6-foot-6 Spencer Dinwiddie was considered a potential lottery pick at Colorado before suffering a devastating knee injury that dropped him into the second round. Dinwiddie didn’t get a lot of playing time for Stan Van Gundy in Detroit, but he’s completely healthy now and showed during Summer League play he’s capable of scoring over smaller point guards in the post. His size, scoring ability and defensive skills might push him ahead of the other candidates when all is said and done.

The wild card in the backup point guard derby is this year’s first-round pick Denzel Valentine. Even though he played a wing spot at Michigan State, Valentine was the floor general for Tom Izzo, and is an exceptional passer with outstanding court vision. Since playing time behind Wade & Butler might be limited, Valentine could wind up running the point on the second unit, with Butler on the court as the primary initiator on offense. Valentine’s shooting ability gives the Bulls another floor spacer, and at 6-foot-5, he’ll have size advantage over smaller backup point guards.

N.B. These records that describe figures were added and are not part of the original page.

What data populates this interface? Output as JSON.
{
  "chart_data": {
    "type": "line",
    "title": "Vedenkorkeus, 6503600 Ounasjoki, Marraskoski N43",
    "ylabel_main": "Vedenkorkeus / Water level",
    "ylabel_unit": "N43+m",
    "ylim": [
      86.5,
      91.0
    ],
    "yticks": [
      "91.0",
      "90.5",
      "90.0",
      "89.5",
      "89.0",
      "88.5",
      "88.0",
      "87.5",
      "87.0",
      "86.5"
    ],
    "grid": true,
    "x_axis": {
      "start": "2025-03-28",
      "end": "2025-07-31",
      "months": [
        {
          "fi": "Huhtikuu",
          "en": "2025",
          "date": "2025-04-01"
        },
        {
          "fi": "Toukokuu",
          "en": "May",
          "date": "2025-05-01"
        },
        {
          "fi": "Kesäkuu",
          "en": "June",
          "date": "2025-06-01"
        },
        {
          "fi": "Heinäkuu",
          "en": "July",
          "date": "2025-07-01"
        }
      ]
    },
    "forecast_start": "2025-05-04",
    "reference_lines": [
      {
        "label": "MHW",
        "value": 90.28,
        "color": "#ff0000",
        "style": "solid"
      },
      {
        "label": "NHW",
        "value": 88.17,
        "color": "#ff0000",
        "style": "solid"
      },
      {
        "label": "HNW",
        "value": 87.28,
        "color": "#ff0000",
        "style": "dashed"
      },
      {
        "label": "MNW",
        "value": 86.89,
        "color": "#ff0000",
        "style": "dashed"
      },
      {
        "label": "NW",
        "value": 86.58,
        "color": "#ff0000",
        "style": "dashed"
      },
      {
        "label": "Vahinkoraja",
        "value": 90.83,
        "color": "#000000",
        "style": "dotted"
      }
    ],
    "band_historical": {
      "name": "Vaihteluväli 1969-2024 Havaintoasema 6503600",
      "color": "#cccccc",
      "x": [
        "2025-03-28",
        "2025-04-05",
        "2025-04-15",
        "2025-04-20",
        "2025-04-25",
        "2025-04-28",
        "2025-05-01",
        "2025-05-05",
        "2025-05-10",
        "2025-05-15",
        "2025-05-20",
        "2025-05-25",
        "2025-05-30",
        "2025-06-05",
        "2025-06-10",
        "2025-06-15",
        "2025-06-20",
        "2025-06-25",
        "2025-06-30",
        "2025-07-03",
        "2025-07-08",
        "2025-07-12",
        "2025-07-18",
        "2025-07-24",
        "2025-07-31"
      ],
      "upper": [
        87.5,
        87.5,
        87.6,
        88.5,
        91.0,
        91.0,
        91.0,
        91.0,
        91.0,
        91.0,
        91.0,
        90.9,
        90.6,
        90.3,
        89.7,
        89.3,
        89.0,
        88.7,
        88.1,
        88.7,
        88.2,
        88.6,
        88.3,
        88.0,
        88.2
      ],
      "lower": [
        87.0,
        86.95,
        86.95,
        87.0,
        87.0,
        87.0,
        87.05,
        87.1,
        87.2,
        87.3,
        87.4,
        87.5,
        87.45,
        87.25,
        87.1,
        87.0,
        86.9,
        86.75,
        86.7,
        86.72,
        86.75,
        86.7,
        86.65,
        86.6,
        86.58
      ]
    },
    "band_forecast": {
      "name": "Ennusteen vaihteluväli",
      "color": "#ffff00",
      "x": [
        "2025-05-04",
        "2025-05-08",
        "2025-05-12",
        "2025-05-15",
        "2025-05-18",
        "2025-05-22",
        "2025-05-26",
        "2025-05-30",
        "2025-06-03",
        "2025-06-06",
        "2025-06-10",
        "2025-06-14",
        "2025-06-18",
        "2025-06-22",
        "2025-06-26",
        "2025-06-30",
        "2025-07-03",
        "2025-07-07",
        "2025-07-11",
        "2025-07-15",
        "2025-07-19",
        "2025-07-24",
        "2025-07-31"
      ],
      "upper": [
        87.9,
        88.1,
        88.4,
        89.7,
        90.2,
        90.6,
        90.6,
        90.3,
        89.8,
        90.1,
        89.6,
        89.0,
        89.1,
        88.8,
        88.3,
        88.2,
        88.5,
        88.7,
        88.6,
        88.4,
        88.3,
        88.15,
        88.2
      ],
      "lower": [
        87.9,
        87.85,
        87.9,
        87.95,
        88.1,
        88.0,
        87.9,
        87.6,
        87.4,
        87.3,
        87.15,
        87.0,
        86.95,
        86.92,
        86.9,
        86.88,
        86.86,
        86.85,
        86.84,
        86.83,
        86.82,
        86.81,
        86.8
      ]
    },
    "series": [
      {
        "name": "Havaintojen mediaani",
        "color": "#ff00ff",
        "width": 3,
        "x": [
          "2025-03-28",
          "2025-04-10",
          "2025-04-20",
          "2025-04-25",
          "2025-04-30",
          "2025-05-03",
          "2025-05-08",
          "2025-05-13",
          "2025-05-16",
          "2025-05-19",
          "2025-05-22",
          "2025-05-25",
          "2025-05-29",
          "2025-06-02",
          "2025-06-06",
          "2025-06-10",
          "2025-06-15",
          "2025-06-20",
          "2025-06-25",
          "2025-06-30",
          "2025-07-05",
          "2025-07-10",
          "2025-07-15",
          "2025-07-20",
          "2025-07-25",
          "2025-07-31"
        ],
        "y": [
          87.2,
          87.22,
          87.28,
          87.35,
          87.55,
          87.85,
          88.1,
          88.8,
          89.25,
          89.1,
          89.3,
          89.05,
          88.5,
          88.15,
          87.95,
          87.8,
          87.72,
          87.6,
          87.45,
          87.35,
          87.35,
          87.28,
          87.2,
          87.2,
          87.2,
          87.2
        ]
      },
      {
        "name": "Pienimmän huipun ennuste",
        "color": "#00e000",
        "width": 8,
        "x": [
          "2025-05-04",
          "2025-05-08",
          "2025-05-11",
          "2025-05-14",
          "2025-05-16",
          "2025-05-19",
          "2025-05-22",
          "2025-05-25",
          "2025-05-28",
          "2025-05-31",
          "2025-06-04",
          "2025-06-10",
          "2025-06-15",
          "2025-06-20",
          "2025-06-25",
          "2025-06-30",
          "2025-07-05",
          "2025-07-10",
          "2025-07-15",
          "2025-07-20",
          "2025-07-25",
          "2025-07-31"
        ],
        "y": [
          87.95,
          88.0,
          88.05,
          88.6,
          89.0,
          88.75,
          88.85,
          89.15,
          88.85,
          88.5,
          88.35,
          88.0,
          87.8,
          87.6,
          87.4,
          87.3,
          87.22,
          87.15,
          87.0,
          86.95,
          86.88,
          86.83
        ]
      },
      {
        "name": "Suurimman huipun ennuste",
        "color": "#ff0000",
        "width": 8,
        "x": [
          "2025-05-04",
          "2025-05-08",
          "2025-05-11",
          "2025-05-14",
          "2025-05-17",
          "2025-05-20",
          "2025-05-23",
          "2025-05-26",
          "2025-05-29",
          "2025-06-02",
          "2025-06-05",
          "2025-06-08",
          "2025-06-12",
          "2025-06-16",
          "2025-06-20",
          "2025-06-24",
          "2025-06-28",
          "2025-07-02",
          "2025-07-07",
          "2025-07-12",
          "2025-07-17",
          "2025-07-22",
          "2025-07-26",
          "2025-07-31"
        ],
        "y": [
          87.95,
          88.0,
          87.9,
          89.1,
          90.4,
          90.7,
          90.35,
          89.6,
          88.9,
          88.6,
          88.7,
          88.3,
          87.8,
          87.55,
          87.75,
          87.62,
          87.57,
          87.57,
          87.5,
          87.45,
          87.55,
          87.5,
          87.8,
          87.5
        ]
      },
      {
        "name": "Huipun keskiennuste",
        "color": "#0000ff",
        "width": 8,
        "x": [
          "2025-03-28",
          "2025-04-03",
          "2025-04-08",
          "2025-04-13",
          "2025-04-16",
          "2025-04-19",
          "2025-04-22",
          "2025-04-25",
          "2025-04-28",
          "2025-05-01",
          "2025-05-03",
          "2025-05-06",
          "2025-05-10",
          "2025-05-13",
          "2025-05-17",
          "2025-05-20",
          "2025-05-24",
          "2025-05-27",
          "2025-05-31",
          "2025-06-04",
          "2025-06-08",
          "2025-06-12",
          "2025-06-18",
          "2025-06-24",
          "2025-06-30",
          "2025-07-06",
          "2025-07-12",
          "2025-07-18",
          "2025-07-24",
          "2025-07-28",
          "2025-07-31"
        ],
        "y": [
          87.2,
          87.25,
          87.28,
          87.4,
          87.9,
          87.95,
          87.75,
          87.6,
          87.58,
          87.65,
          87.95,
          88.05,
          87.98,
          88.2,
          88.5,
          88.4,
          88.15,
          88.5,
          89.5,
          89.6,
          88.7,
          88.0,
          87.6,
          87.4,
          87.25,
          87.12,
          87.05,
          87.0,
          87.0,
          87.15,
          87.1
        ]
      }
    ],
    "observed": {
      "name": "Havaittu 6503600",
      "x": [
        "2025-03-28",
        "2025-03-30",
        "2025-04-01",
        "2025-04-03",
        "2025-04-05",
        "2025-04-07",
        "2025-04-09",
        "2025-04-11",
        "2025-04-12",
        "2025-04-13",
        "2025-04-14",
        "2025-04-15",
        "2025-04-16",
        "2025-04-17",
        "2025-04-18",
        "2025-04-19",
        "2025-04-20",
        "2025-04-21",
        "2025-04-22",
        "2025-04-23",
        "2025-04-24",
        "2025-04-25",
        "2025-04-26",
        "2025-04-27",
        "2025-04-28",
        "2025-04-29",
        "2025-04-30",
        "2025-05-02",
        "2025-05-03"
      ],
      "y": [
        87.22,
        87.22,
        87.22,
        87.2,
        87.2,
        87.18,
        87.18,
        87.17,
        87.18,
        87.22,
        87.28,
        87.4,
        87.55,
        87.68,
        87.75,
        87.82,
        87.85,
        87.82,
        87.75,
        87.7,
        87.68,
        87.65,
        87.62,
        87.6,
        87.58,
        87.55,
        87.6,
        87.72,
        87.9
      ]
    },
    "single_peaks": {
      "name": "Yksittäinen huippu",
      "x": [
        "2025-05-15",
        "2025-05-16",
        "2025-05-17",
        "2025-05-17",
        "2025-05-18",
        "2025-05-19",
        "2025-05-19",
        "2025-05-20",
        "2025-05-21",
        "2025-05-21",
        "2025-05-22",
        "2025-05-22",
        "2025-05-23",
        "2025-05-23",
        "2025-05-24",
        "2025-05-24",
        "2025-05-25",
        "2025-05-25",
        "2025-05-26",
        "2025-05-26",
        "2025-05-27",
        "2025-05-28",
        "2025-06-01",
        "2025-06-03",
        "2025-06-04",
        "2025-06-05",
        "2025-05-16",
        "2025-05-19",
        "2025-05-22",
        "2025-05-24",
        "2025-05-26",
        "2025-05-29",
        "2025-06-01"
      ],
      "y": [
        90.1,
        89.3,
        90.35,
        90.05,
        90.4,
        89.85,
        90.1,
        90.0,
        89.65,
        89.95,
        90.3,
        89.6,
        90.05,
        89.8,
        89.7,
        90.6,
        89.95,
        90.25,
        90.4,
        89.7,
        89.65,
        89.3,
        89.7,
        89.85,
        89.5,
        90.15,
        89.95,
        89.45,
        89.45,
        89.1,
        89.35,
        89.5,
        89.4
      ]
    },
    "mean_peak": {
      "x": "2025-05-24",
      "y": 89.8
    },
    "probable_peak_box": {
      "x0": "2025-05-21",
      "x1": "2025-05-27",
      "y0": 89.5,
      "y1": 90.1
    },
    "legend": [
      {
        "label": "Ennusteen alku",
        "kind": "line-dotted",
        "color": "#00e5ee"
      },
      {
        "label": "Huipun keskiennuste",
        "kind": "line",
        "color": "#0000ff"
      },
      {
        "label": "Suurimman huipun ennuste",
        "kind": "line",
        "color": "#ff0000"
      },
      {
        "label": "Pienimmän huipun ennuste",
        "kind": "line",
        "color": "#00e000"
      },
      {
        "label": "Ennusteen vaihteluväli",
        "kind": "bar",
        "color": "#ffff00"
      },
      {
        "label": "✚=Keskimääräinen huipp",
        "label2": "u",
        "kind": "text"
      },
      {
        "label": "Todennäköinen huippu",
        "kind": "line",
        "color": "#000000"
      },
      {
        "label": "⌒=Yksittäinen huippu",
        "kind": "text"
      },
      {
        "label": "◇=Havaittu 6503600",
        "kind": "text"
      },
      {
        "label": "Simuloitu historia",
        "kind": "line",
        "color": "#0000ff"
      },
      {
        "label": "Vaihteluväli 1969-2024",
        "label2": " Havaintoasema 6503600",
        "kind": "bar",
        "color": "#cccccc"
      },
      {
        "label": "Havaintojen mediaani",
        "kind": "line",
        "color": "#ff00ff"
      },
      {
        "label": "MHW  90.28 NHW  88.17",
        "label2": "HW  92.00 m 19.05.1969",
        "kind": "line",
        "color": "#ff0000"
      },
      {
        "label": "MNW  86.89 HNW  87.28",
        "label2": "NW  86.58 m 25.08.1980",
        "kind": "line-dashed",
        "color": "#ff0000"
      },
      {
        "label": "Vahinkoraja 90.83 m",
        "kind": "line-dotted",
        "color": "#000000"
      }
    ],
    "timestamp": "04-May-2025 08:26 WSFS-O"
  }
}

Boiling it all down, Hoiberg and his assistants figure to do a lot of experimenting during the preseason to find out which players execute best together. But once the ball goes up for real on Oct. 27, Hoiberg has to decide on his best 9 or 10 players for a consistent regular-season rotation. Matchups could dictate which backup point guards find the floor, but even this early in camp it’s pretty obvious the Bulls are intrigued by Valentine’s potential, and he should get consistent playing time in his rookie season.